Le ministre des Infrastructures publiques, Nando Bodha, revient sur la réforme électorale dans cette interview accordée au Mauricien. Il insiste sur l’importance du maintien de l’écart obtenu lors du FPTP. La position du gouvernement, selon lui, repose entre autres sur le fait que toutes les majorités parlementaires de départ s’amenuisent au fil des années, surtout lorsqu’il y a une coalition. Or, toute réforme électorale doit, selon lui, prendre en compte la stabilité du gouvernement. Au vu de l’expérience des 50 dernières années, il estime que le FPTP est « le socle de la démocratie » locale et que les résultats obtenus sous ce modèle sont « sacrés ». Il donne aussi l’assurance qu’il n’y a pas de « koz koze » avec le MMM et ne pense pas que les élections soient « devant la porte » car le gouvernement « a encore besoin d’une année de travail ».

La présentation du projet de réforme électorale par le gouvernement a provoqué une véritable levée de boucliers. Au point que certains affirment que la réforme est morte née. Qu’en pensez-vous ?

Les débats autour de la réforme électorale se présentent à mon avis en deux termes : le principe et la stratégie politique. Il y a ceux qui sont d’accord avec le principe d’une réforme électorale de manière à corriger certaines imperfections d’un système qui a fait ses preuves après 50 ans d’indépendance. Il y a ensuite ceux qui abordent la réforme dans le cadre d’une stratégie politique. Ils ont des propositions qui évoluent dans le temps. Je fais un appel à ceux qui, par principe, souhaitent une nouvelle frontière de notre démocratie. Si la stratégie politique d’une formation politique ou d’un parti politique est de saborder la réforme électorale, il n’y aura jamais de réforme. D’autres souhaitent avoir la paternité de la réforme. Mais la réforme ne peut se faire que dans un certain consensus.

Soyons clairs, la réforme n’est pas seulement un calcul mathématique et algorithmique. Nous sommes dans un pays sensible où il y a beaucoup de spécificités. Il faut répondre à ces contraintes. C’est dans ce contexte que s’inscrit la présentation de nos propositions.

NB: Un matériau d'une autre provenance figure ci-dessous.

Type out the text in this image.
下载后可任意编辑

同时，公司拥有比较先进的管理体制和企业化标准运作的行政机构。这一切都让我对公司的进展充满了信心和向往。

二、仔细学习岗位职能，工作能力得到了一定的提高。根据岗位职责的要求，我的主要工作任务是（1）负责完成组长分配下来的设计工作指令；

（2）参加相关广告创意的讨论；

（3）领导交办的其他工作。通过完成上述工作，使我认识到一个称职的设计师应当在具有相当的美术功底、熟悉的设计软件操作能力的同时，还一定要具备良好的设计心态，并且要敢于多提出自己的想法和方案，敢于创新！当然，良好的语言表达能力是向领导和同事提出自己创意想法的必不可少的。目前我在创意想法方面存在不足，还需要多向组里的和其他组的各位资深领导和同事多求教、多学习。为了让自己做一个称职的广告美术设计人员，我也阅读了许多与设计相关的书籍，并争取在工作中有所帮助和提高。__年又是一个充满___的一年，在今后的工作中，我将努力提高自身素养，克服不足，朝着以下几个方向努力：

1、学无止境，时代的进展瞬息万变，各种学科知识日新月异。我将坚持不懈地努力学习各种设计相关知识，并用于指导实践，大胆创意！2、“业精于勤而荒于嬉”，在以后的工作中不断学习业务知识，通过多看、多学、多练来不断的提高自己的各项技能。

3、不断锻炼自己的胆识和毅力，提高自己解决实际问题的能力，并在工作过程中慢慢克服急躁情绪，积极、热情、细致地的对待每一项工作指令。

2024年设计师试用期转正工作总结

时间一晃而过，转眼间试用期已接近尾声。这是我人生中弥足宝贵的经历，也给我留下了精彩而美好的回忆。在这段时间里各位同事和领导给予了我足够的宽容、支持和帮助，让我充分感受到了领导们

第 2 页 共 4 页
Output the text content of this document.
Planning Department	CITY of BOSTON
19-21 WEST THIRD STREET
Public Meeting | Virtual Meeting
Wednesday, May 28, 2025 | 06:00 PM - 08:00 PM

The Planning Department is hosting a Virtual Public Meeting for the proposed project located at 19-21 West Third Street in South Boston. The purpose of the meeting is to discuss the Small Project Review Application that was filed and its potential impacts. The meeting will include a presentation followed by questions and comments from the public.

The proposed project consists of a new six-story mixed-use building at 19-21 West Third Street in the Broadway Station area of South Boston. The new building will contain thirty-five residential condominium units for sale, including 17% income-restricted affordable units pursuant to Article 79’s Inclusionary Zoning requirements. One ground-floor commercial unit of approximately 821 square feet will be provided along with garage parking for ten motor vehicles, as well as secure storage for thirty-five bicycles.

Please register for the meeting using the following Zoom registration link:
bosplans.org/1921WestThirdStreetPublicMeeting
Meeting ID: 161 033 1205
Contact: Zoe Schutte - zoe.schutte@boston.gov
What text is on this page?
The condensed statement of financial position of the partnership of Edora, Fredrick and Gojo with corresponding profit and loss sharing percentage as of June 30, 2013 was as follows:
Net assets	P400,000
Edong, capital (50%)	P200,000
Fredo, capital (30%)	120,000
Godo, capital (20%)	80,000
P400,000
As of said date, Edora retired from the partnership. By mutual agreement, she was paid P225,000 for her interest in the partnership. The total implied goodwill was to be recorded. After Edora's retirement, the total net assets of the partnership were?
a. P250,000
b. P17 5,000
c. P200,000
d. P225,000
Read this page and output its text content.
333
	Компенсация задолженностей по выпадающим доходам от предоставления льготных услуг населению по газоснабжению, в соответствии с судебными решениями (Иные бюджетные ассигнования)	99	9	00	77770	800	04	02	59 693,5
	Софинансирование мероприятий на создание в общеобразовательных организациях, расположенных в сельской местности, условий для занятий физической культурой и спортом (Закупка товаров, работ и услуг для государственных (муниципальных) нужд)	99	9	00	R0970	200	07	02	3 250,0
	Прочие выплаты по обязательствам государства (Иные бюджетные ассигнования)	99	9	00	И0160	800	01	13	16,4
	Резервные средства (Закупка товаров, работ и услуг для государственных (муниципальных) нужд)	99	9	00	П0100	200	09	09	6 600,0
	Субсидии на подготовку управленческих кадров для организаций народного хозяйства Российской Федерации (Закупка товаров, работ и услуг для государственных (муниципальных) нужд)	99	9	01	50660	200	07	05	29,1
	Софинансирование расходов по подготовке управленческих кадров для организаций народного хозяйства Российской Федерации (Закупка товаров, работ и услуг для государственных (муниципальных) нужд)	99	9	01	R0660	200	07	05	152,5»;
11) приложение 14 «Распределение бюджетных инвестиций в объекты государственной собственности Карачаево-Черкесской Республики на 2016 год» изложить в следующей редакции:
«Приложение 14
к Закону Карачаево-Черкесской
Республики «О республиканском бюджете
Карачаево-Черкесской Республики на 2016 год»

Les critiques persistent ?

L’ensemble de critiques qui ont suivi les propositions de réforme électorale du gouvernement porte uniquement sur deux points : le poids de la dose de PR dans notre système électoral et l’intervention des leaders pour procéder à la nomination des “best losers seats”. Si nous avons un certain nombre de “best losers” qui ne seront plus choisis sur une base d’appartenance communautaire, comme souhaité par les Nations Unies et l’ensemble des grands partis, qui choisira ces “best losers” ? Pour le reste, il y a eu des calculs mathématiques et des extrapolations.

L’utilisation des “best losers” pour restaurer l’écart enregistré lors du FPTP pose également problème…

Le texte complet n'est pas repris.